Audit AI Search Tools Now, Before They Skew Research
A personal take on science and society – World view
Generative AI could be a boon for literature search, but only if independent groups scrutinize its biases and limitations.
Michael Gusenbauer is a researcher at the Institute of Innovation Management at Johannes Kepler University in Linz, Austria, and the founder of Search Smart.
AI-assisted search tools will undoubtedly have an impact on research. The question is: how?”
Search tools assisted by large language models (LLMs) are changing how researchers find scholarly information. One tool, scite Assistant, uses GPT-3.5 to generate answers from a database of millions of scientific papers. Another Elicit, uses an LLM to write its answers to searches for articles in a scholarly database. Consensus finds and synthesizes research claims in papers, whereas SciSpace bills itself as an ‘AI research assistant’ that can explain mathematics or text contained in scientific papers. All of these tools give natural-language answers to natural-language queries.
Search tools tailored to academic databases can use LLMs to offer alternative ways of identifying, ranking, and accessing papers.
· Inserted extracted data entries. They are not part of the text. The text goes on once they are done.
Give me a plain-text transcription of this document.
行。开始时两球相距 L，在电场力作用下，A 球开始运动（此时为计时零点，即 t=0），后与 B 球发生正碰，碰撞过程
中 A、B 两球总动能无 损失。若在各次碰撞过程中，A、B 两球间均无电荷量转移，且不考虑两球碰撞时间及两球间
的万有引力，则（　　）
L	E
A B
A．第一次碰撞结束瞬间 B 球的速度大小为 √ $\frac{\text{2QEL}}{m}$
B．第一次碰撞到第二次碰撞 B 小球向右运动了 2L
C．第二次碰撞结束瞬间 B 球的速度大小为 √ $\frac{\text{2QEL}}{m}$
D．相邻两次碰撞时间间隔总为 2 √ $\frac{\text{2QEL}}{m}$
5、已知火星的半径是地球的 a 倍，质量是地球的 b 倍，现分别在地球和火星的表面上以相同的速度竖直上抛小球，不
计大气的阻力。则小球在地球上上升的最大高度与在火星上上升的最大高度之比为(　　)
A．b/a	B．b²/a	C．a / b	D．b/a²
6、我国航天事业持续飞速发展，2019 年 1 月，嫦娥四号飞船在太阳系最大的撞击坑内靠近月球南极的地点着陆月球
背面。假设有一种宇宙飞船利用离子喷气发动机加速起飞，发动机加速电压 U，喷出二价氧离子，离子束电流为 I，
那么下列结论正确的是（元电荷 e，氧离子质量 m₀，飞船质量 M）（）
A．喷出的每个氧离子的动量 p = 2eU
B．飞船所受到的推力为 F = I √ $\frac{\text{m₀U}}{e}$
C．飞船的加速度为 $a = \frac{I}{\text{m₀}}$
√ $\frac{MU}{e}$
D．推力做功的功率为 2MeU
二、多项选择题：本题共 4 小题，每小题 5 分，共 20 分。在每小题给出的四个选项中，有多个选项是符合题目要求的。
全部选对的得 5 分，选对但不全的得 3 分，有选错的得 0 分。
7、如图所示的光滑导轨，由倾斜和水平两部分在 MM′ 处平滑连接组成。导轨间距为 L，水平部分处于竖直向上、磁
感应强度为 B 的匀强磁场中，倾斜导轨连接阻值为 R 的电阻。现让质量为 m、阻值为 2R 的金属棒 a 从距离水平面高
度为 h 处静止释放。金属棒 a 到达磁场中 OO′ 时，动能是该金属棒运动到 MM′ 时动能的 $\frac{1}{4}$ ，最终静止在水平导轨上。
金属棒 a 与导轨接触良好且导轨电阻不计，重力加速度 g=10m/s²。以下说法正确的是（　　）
In addition, researchers can use general artificial intelligence (AI)-assisted search systems, such as Bing, with queries that target only academic databases such as CORE, PubMed, and Crossref.
All search systems affect scientists’ access to knowledge and influence how research is done. All have unique capabilities and limitations. I’m intimately familiar with this from my experience building Search Smart, a tool that allows researchers to compare the capabilities of 93 conventional search tools, including Google Scholar and PubMed. AI-assisted, natural-language search tools will undoubtedly have an impact on research. The question is: how?
The time remaining before LLMs’ mass adoption in academic search must be used to understand the opportunities and limitations. Independent audits of these tools are crucial to ensure the future of knowledge access.
All search tools assisted by LLMs have limitations. LLMs can ‘hallucinate’: making up papers that don’t exist, or summarizing content inaccurately by making up facts. Although dedicated academic LLM-assisted search systems are less likely to hallucinate because they are querying a set scientific database, the extent of their limitations is still unclear. And because AI-assisted search systems, even open-source ones, are ‘black boxes’ — their mechanisms for matching terms, ranking results and answering queries aren’t transparent — methodical analysis is needed to learn whether they miss important results or systematically favour specific types of papers, for example. Anecdotally, I have found that Bing, scite Assistant and SciSpace tend to yield different results when a search is repeated, leading to irreproducibility. The lack of transparency means there are probably many limitations still to be found.
Already, Twitter threads and viral YouTube videos promise that AI-assisted search can speed up systematic reviews or facilitate brainstorming and knowledge summarization. If researchers are not aware of the limitations and biases of such systems, then research outcomes will deteriorate.
Regulations exist for LLMs in general, some within the sphere of the research community. For example, publishers and universities have hammered out policies to prevent LLM-enabled research misconduct such as misattribution, plagiarism or faking peer review. Institutions such as the US Food and Drug Administration rate and approve AIs for specific uses, and the European Commission is proposing its own legal framework on AI. But more-focused policies are needed specifically for LLM-assisted search.
In working on Search Smart, I developed a way to assess the functionalities of databases and their search systems systematically and transparently. I often found capabilities or limitations that were omitted or inaccurately described in the search tools’ own frequently asked questions. At the time of our study, Google Scholar was researchers’ most widely used search engine. But we found that its ability to interpret Boolean search queries, such as ones involving OR and AND, was both inadequate and inadequately reported. On the basis of these findings, we recommended not relying on Google Scholar for the main search tasks in systematic reviews and meta-analyses (M. Gusenbauer & N. R. Haddaway Res. Synth. Methods 11, 181–217; 2020).
Even if search AIs are black boxes, their performance can still be evaluated using ‘metamorphic testing’. This is a bit like a car-crash test: it asks only whether and how passengers survive varying crash scenarios, without needing to know how the car works internally. Similarly, AI testing should prioritize assessing performance in specific tasks.
LLM creators should not be relied on to do these tests. Instead, third parties should conduct a systematic audit of these systems’ functionalities. Organizations that already synthesize evidence and advocate for evidence-based practices, such as Cochrane or the Campbell Collaboration, would be ideal candidates. They could conduct audits themselves or jointly with other entities. Third-party auditors might want to partner with librarians, who are likely to have an important role in teaching information literacy around AI-assisted search.
The aim of these independent audits would not be to decide whether or not LLMs should be used, but to offer clear, practical guidelines so that AI-assisted searches are used only for tasks of which they are capable. For example, an audit might find that a tool can be used for searches that help to define the scope of a project, but can’t reliably identify papers on the topic because of hallucination.
AI-assisted search systems must be tested before researchers inadvertently introduce biased results on a large scale. A clear understanding of what these systems can and cannot do can only improve scientific rigour.